XVII. A TANGLED STORY 215
XVIII. GIPSY AT LARGE 226
XIX. THE UNITED GUILD FESTIVAL 241
Illustrations
Page
A SUCCESSFUL CLIMB _Frontispiece_ 177
THE LOWER SCHOOL FIND A LEADER 50
"GIPSY GENERALLY RESPONDED WITH SPIRIT" 118
AN INTERVIEW WITH MISS POPPLETON 188
"HE PAUSED AND PEERED AT GIPSY" 230
THE LEADER OF THE LOWER SCHOOL
CHAPTER I
Gipsy Arrives
ONE dank, wet, clammy afternoon at the beginning of October half a dozen
of the boarders at Briarcroft Hall stood at the Juniors' sitting-room
window, watching the umbrellas of the day girls disappear through the
side gate. It had been drizzling since dinner-time, and the prospect
outside was not a remarkably exhilarating one. The yellow leaves of the
oak tree dripped slow tears on to the flagged walk, as if weeping
beforehand for their own speedy demise; the little classical statue on
the fountain looked a decidedly watery goddess, the sodden flowers had
trailed their heads in the soil, and a small rivulet was running down
the steps of the summer house. As the last two umbrellas, after a brief
and exciting struggle for precedence, passed through the portal and the
gate was shut with a slam, Lennie Chapman turned to her companions and
heaved a tragic sigh.
"Isn't it withering?" she remarked. "And just on the very afternoon when
we'd made up our minds to decide the tennis championship, and secured
all the courts for the Lower School.
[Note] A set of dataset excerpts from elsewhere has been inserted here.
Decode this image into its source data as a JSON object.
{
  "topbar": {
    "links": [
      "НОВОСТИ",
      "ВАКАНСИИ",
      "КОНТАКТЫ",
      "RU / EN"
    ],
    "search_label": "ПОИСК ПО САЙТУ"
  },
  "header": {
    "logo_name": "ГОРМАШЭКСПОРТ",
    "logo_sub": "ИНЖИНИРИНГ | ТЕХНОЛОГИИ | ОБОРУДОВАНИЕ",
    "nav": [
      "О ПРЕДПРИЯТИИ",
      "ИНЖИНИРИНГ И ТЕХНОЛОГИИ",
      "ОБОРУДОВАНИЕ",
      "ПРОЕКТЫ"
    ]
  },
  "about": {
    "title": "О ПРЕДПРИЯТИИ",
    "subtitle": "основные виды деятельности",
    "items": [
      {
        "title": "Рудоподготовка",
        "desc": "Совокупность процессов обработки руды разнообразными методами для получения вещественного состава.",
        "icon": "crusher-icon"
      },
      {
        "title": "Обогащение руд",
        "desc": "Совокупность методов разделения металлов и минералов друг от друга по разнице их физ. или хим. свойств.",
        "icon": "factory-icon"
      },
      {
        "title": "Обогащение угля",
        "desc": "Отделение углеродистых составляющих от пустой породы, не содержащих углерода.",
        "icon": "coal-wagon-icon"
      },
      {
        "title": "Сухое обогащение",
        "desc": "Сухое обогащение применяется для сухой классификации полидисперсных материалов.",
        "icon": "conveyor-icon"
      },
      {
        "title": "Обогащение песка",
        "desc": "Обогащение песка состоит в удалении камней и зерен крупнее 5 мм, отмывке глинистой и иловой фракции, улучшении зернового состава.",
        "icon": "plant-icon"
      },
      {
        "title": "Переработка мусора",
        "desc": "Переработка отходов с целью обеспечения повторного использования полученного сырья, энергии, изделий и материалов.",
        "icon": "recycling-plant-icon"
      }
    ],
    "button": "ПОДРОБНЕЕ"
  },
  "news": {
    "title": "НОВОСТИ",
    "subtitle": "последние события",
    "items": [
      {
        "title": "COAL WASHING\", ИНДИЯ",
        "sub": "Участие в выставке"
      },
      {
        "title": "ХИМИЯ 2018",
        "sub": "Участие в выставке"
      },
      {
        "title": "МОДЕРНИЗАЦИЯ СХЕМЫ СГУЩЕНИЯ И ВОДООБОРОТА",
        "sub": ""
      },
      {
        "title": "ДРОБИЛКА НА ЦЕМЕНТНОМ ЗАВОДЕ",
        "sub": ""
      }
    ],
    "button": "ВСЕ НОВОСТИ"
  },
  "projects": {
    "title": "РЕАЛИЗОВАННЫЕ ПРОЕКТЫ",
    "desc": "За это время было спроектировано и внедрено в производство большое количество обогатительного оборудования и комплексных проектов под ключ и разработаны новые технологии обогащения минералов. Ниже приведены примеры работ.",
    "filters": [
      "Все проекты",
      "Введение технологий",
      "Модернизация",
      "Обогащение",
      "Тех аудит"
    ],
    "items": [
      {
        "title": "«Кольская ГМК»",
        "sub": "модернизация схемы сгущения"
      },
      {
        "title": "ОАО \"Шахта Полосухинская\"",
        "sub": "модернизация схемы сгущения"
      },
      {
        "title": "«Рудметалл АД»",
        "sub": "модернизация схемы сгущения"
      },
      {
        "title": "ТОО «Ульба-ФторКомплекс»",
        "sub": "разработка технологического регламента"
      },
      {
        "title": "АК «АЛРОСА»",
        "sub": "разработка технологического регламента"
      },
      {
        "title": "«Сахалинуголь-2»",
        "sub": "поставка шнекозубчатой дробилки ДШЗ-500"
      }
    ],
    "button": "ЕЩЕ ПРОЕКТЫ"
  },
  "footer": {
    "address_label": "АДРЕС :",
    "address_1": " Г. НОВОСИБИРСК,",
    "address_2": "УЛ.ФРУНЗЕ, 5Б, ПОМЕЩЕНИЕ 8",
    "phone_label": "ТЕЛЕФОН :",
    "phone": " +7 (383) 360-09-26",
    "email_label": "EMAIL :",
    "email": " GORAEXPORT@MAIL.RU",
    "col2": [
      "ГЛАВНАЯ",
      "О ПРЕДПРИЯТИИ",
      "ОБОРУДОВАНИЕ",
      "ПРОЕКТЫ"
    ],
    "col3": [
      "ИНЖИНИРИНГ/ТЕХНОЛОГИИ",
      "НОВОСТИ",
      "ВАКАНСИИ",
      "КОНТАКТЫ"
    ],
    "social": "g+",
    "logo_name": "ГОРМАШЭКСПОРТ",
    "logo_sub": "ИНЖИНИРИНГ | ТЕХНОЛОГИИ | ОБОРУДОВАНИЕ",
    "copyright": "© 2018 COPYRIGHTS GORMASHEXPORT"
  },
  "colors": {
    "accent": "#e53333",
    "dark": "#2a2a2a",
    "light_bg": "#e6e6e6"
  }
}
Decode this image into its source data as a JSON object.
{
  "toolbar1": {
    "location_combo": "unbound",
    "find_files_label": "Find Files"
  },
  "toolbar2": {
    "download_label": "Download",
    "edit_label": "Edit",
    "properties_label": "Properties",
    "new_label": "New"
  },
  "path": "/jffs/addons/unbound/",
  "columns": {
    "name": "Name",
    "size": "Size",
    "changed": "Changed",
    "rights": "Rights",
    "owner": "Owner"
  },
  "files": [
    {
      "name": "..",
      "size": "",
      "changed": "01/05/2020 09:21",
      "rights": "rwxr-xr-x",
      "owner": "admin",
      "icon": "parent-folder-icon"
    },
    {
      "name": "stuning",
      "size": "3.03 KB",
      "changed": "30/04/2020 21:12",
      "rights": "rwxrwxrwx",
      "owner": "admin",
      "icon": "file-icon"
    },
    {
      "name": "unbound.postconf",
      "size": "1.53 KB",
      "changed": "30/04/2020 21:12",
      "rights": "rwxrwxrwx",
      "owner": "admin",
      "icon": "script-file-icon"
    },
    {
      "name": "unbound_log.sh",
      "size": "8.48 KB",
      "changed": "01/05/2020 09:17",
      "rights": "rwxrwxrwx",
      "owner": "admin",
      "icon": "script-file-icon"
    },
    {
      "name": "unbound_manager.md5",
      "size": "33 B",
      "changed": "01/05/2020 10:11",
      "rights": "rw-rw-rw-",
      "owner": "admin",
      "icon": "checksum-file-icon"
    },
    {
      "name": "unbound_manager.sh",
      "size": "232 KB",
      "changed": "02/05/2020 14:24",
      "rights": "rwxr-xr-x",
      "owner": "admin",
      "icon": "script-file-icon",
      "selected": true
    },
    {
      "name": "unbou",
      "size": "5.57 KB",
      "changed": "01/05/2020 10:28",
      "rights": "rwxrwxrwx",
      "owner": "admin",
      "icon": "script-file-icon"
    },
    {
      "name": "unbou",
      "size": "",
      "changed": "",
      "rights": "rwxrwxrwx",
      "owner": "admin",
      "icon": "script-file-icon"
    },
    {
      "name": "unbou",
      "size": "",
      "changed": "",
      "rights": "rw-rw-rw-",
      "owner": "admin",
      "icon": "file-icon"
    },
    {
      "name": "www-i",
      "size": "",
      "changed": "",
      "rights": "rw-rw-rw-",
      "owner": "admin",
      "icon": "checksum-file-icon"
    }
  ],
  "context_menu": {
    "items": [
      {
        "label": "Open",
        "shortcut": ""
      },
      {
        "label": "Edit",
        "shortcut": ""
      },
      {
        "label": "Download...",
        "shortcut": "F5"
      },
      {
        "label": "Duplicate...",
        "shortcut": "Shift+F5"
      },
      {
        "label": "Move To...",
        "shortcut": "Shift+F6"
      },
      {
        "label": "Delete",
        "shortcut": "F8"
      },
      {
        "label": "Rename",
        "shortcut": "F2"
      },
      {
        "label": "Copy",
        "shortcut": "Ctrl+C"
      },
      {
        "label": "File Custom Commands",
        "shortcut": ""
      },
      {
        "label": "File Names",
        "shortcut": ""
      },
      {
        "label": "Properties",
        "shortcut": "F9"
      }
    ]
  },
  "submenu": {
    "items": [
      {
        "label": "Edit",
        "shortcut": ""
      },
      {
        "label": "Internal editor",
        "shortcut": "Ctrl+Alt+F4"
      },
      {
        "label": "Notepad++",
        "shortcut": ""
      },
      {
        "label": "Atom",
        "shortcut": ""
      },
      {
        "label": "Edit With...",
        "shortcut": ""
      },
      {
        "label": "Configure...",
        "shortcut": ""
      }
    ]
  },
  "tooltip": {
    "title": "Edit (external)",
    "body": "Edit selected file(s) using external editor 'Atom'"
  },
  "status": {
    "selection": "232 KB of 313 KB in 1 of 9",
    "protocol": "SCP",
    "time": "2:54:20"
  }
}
I do call it the most wretched
luck! I'm a blighted blossom!"
"We'll never persuade the Seniors to give us all the courts again!"
wailed Fiona Campbell. "They said so emphatically that it was only to be
for this once."
"I believe they knew it was going to be wet!" growled Dilys Fenton.
"You don't think if it cleared a little we might manage just a set
before tea?" suggested Norah Bell half hopefully.
"My good girl, please to look at the lawn! Do you think anyone in her
senses would try to play on a swamp like that?"
"It's getting too late in the year for tennis," yawned Hetty Hancock.
"Don't believe we shall get another game at all. We'd better resign
ourselves."
"Resign ourselves to what?" asked Daisy Scatcherd.